22.   Having weighed the evidence, I find that Mr. Hillman is responsible for paying rent to Mr. Wiseman until December 31, 2019. So, I find he owes Mr. Wiseman $750 in unpaid rent for December 2019.

23.   Mr. Wiseman owes Mr. Hillman $375 for the damage deposit. Mr. Hillman owes Mr. Wiseman $750 for unpaid rent. Subtracting these amounts, I find that overall, Mr. Hillman owes Mr. Wiseman $375.

CRT FEES, EXPENSES, AND INTEREST

24.   Mr. Wiseman is entitled to interest under the Court Order Interest Act. I find that interest on the $375 owing is calculated from December 1, 2019, the day the unpaid rent was due, until the date of this decision. This equals $4.48.

25.   Under section 49 of the CRTA and CRT rules, the CRT will generally order an unsuccessful party to reimburse a successful party for CRT fees and reasonable dispute-related expenses. I find Mr. Hillman was successful in his claim for the unreturned damage deposit, so is entitled to reimbursement of the $75 he paid in CRT fees. I find Mr. Wiseman was also successful in his counterclaim for unpaid rent, so is entitled to reimbursement of the $125 he paid in CRT fees. Subtracting these two amounts, I find Mr. Hillman owes Mr. Wiseman $50 in CRT fees. Neither party claimed CRT dispute-related expenses.

ORDERS

26.   Within 30 days of the date of this order, I order Mr. Hillman to pay Mr. Wiseman a total of $429.48, broken down as follows:

a.    $375 in debt for the balance of unpaid rent less a damage deposit,

b.    $4.48 in pre-judgment interest under the Court Order Interest Act, and

c.    $50 in CRT fees.

27.   Mr. Wiseman is entitled to post-judgment interest, as applicable.

28.   Under section 48 of the CRTA, the CRT will not provide the parties with the Order giving final effect to this decision until the time for making a notice of objection under section 56.1(2) has expired and no notice of objection has been made. The time for filing a notice of objection is 28 days after the party receives notice of the CRT’s final decision. The Minister of Public Safety and Solicitor General has issued a Ministerial Order under the Emergency Program Act, which says that tribunals may waive, extend or suspend a mandatory time period. The CRT can only waive, suspend or extend mandatory time periods during the declaration of a state of emergency. After the state of emergency ends, the CRT will not have this ability. A party should contact the CRT as soon as possible if they want to ask the CRT to consider waiving, suspending or extending the mandatory time to file a Notice of Objection to a small claims dispute.

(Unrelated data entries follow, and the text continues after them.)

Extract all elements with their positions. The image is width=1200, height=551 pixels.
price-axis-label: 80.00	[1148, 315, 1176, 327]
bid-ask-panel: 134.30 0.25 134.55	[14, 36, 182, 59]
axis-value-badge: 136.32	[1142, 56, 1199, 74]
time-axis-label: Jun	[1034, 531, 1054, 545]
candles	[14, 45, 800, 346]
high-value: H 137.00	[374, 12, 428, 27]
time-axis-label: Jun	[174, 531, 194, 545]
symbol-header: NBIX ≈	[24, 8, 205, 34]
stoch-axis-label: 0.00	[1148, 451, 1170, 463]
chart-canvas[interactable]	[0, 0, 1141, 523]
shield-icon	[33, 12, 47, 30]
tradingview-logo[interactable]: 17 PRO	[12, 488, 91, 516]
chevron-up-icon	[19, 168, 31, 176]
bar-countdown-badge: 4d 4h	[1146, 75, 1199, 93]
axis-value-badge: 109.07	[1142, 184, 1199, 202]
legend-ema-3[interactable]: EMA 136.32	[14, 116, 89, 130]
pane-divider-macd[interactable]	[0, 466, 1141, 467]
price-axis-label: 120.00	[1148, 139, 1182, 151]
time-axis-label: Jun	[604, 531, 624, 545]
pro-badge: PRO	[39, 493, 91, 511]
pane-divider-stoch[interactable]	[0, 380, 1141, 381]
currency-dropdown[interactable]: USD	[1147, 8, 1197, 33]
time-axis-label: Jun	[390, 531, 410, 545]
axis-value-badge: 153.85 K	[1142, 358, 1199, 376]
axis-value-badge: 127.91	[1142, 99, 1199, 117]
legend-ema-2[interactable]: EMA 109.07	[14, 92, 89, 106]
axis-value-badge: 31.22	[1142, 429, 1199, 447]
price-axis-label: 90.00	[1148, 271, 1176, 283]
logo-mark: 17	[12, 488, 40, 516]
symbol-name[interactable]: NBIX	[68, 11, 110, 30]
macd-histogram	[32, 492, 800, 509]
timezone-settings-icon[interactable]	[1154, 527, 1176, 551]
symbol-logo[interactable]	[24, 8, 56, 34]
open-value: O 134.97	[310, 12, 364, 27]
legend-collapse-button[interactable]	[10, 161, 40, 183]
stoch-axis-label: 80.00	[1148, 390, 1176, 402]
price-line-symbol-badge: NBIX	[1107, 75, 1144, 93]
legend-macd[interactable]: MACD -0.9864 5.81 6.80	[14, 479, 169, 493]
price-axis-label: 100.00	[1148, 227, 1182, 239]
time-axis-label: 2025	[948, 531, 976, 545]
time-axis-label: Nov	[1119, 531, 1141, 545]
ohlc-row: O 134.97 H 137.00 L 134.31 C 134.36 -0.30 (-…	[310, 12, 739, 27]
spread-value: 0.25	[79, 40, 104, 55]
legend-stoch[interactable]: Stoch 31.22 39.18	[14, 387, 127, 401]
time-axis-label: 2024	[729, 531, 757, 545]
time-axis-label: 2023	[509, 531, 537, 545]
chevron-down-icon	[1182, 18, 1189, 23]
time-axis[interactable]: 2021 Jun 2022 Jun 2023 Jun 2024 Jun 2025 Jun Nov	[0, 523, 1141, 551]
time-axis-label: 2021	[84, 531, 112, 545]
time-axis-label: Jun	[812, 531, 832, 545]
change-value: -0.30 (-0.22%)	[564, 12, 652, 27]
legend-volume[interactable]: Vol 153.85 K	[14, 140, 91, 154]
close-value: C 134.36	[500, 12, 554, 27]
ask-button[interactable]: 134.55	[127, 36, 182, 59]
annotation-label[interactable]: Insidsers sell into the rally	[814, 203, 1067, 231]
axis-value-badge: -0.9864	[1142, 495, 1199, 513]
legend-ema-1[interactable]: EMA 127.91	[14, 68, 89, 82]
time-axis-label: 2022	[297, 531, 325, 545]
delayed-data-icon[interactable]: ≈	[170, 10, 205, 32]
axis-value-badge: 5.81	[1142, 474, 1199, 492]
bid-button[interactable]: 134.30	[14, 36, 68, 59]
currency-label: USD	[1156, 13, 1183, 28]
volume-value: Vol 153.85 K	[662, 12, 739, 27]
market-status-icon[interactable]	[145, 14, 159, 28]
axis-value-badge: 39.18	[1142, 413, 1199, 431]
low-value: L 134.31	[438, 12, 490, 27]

29.   Under section 58.1 of the CRTA, a validated copy of the CRT’s order can be enforced through the Provincial Court of British Columbia. A CRT order can only be enforced if it is an approved consent resolution order, or, if no objection has been made and the time for filing a notice of objection has passed. Once filed, a CRT order has the same force and effect as an order of the Provincial Court of British Columbia.